On this episode of The Daily Mastermind, George Wright III digs into one of the most liberating mindset shifts you can make: acting as if it were impossible to fail. Drawing from a chapter in Brian Tracy's book *Be a Sales Superstar*, George walks you through the psychology of fear, why most people stay stuck, and the practical steps you can take today to push through the fears that are holding you back.
This is not about pretending problems do not exist. It is about choosing to move forward anyway, because the confidence you are waiting for will only come after you act, not before.
Why Fear Is Your Biggest Enemy
Brian Tracy puts it plainly in *Be a Sales Superstar*: fear, uncertainty, and doubt are the greatest enemies of success and happiness. Two fears in particular block most people from getting what they want: the fear of failure or loss, and the fear of criticism or rejection.
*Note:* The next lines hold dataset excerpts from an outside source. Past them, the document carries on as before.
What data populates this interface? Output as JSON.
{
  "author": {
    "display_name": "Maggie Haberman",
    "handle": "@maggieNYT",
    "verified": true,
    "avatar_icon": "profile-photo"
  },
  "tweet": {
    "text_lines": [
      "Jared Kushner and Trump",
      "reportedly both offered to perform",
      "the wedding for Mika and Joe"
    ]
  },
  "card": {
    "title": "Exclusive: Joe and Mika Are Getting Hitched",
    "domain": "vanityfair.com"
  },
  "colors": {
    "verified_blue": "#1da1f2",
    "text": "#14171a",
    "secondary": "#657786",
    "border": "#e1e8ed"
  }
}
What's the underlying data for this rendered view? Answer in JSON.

Fear, uncertainty, and doubt are and always have been the greatest enemies of success and happiness.
What makes these fears so paralyzing is that it is not the actual failure or rejection that stops you. It is the anticipation of it. The expectation of a bad outcome freezes you before you even take a step. Recognizing that distinction is the first move toward breaking free.
The Difference Between Heroes and Everyone Else
George shares a simple but powerful idea: the difference between a hero and a coward is that the hero is brave just a couple of minutes longer. Everyone feels fear. The person who succeeds is not the one who never feels it. They are the one who acts in spite of it.
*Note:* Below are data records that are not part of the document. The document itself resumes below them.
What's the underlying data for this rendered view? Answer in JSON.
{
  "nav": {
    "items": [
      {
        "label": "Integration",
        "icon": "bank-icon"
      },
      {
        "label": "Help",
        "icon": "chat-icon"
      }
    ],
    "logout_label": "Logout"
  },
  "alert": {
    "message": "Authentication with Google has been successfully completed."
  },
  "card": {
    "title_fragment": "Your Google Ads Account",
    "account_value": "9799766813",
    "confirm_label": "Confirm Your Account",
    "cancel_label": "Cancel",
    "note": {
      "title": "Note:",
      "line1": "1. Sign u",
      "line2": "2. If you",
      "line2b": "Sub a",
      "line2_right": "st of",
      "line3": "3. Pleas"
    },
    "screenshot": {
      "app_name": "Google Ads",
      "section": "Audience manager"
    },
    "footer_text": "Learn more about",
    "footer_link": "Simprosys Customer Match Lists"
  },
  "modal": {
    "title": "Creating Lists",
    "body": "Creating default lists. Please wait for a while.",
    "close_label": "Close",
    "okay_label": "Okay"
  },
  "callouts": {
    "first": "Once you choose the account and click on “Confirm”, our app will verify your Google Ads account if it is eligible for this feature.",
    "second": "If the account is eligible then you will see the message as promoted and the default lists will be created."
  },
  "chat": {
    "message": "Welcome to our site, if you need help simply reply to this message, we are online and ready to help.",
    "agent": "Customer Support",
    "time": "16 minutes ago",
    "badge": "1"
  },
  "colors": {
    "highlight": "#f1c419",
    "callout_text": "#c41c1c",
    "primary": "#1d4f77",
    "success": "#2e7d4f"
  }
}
Actor Glenn Ford captured this idea sharply:
If you do not do the thing you fear, then the fear controls your life.
That is the fork in the road. You can let fear make your decisions for you, or you can make a deliberate choice to face it. The path you choose determines the life you end up living.
What Ralph Waldo Emerson Discovered About Success
George points out that Ralph Waldo Emerson said his entire life changed when he read one idea: if you would be a great success, make a habit throughout your life of doing the things you fear. That is not a one-time act of courage. It is a practice, something you build over time by repeatedly leaning into discomfort.
The fear of failure, Tracy explains, is felt in the gut as the sense of "I can't." The antidote is simple and direct: replace that internal phrase with "I can" and say it repeatedly until your nervous system starts to believe it.
How to Rewire Your Mindset in Real Time
You do not have to wait until you feel ready. In fact, waiting is what keeps most people stuck. George emphasizes a key insight from Tracy's framework: when you repeat phrases like "I can do it" or "I like myself," you actively lower your fear response and raise your self-confidence. You are not just saying words. You are shifting your internal state.
This is the mindset of the high-performance person. It is built through repetition, not through waiting for the right circumstances. Say it to yourself before the sales call, before the difficult conversation, before the bold decision. Do the thing, and the power will come.
The Direction of Your Focus Changes Everything
George makes an important observation about where most people put their attention when they are afraid. They look outside themselves: what others think of them, what resources they do not have yet, what conditions need to be perfect before they can move. That outward focus keeps you in a holding pattern.
The shift is to work from within. Stop waiting for external validation or perfect conditions. The quote of the day George opens with from Tony Robbins reinforces this: whatever you focus on is what you get. Shift your focus inward, toward what you can do and who you are capable of becoming, and the external results will follow.
Confidence Comes After Action, Not Before
One of the most practical points George drives home in this episode is that courage shows up in the moment, not before it. You do not build enough confidence to act. You act, and the confidence arrives. Leaning into discomfort, moving toward the thing you fear rather than away from it, is what creates belief, self-esteem, and momentum.
If you are waiting to feel confident before you do the hard thing, you will wait forever. The feeling you are looking for is on the other side of the action, not a prerequisite to it.
Action Steps
- Identify the specific fear that is currently holding you back, whether in business, relationships, or personal growth.
- Replace "I can't" with "I can do it" and repeat it deliberately whenever doubt surfaces.
- Stop waiting for perfect conditions or external approval. Take one step toward the thing you fear today.
- Practice the habit Emerson described: regularly do something that makes you uncomfortable, and watch your confidence grow over time.
- Remind yourself that courage is not the absence of fear. It is the decision to act while afraid.
It is never too late to start living the life you were meant to live. The fears you are facing right now are not walls. They are doors. Act as if failure is impossible, and watch what opens up on the other side.